The day after the funeral he said to his mother, “Well, now we’ve got to get Etta married. But married well. Somebody who’ll take care of her.”
“You’re a good son, Hugo,” Mrs. Handle had said.
Hugo shook his head. “It isn’t that. If she’s comfortable and happy–or as happy as she knows how to be–she’ll never come back. That’s what I want. There’s debts to pay, too. But I guess we’ll get along.”
They did get along, but at snail’s pace. There followed five years of economy so rigid as to make the past seem profligate. Etta, the acid-tongued, the ferret-faced, was not the sort to go off without the impetus of a dowry.

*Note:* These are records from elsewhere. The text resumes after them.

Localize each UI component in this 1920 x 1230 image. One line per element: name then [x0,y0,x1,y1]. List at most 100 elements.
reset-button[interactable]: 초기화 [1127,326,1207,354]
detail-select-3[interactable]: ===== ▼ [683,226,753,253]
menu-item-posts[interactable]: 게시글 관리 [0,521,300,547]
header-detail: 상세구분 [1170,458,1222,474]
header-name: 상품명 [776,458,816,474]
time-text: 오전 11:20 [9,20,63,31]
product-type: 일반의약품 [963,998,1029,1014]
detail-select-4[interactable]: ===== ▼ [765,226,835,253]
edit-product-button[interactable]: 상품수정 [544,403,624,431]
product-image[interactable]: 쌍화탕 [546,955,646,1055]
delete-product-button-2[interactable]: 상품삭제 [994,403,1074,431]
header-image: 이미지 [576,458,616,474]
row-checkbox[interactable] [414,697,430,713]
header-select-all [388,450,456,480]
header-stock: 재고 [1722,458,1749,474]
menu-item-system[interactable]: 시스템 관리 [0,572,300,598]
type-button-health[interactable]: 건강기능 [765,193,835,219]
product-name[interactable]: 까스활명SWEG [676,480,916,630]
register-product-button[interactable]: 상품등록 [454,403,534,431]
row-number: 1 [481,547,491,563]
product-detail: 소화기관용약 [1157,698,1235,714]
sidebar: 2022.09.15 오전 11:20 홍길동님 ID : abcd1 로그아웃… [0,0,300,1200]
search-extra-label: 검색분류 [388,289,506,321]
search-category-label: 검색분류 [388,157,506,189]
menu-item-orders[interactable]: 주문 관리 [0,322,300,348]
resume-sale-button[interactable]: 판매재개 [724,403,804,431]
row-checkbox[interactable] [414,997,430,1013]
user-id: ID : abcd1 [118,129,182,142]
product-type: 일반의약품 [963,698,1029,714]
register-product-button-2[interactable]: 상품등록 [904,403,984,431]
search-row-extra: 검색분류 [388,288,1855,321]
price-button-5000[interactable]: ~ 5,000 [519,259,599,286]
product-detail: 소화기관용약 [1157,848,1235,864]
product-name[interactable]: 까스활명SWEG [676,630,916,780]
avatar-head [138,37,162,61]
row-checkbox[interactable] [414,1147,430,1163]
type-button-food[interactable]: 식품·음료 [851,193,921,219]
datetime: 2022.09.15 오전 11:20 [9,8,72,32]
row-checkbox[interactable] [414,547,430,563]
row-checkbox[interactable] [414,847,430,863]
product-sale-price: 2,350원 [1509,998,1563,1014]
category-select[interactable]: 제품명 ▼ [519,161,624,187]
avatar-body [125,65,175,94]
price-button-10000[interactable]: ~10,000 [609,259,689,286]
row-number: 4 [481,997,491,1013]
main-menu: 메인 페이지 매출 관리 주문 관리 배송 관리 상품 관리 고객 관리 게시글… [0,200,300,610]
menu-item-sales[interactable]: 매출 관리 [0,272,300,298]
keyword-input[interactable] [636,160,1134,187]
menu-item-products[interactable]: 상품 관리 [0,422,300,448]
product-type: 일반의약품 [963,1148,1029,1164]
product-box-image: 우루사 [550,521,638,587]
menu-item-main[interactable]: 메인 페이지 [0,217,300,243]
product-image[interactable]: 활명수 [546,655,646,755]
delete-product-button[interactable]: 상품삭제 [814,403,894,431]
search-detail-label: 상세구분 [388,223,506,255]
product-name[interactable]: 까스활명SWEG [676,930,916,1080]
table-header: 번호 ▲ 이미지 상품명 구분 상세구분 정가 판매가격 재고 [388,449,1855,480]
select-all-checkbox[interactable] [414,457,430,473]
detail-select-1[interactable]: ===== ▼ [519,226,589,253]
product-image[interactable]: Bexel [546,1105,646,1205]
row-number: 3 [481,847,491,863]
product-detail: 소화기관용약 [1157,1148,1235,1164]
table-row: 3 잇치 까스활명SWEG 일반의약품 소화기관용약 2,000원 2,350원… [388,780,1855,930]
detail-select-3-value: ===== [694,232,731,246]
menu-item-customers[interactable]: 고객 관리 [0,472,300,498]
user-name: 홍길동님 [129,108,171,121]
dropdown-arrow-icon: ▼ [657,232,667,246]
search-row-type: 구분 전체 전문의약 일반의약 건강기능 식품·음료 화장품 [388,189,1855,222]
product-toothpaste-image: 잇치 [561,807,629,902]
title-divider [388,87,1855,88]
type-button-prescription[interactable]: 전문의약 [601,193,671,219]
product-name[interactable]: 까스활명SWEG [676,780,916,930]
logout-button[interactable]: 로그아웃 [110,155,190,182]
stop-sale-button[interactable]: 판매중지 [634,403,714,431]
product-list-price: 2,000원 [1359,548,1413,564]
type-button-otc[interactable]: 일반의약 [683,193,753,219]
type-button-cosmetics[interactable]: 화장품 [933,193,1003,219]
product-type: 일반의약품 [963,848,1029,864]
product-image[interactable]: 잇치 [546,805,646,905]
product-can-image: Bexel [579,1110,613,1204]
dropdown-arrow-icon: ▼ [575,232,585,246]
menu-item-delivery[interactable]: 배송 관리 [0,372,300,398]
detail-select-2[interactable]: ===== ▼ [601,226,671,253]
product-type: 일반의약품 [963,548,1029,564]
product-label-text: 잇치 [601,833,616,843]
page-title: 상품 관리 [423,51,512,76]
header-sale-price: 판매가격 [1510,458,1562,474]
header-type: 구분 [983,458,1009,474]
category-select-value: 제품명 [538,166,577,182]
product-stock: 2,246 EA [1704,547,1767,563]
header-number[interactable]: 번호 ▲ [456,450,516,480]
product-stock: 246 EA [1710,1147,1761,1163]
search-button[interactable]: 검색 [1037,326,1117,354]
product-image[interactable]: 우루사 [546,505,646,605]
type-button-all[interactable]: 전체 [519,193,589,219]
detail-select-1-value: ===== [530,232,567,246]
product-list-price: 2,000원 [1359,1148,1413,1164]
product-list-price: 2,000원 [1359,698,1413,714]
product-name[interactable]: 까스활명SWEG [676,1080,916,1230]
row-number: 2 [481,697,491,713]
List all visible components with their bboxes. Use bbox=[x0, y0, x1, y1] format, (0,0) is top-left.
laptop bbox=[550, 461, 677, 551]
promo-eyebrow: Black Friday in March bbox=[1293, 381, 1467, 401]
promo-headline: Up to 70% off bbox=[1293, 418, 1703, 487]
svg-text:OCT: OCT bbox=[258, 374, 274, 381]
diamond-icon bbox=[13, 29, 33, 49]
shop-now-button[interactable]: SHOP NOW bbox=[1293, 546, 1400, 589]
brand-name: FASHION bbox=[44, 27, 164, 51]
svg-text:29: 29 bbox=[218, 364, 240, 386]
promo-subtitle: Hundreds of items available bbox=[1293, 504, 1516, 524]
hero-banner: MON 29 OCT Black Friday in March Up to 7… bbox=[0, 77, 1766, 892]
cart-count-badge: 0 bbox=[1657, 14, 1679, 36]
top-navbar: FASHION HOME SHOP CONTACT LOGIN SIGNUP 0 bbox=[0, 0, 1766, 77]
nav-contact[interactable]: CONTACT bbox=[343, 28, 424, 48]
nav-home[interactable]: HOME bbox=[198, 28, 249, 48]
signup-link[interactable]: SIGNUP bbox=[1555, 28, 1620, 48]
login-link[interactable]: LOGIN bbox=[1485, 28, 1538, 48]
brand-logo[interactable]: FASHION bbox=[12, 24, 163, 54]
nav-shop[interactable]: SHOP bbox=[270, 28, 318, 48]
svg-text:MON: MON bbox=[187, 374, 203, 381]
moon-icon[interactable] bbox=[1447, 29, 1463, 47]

The man for Etta, the shrew, must be kindly, long-suffering, subdued–and in need of a start. He was. They managed a very decent trousseau and the miracle of five thousand dollars in cash. Every stitch in the trousseau and every penny in the dowry represented incredible sacrifice and self-denial on the part of mother and brother. Etta went off to her new home in Pittsburg with her husband. She had expressed thanks for nothing and had bickered with her mother to the last, but even Hugo knew that her suit and hat and gloves and shoes were right. She was almost handsome in them, the unwonted flush of excitement colouring her cheeks, brightening her eyes.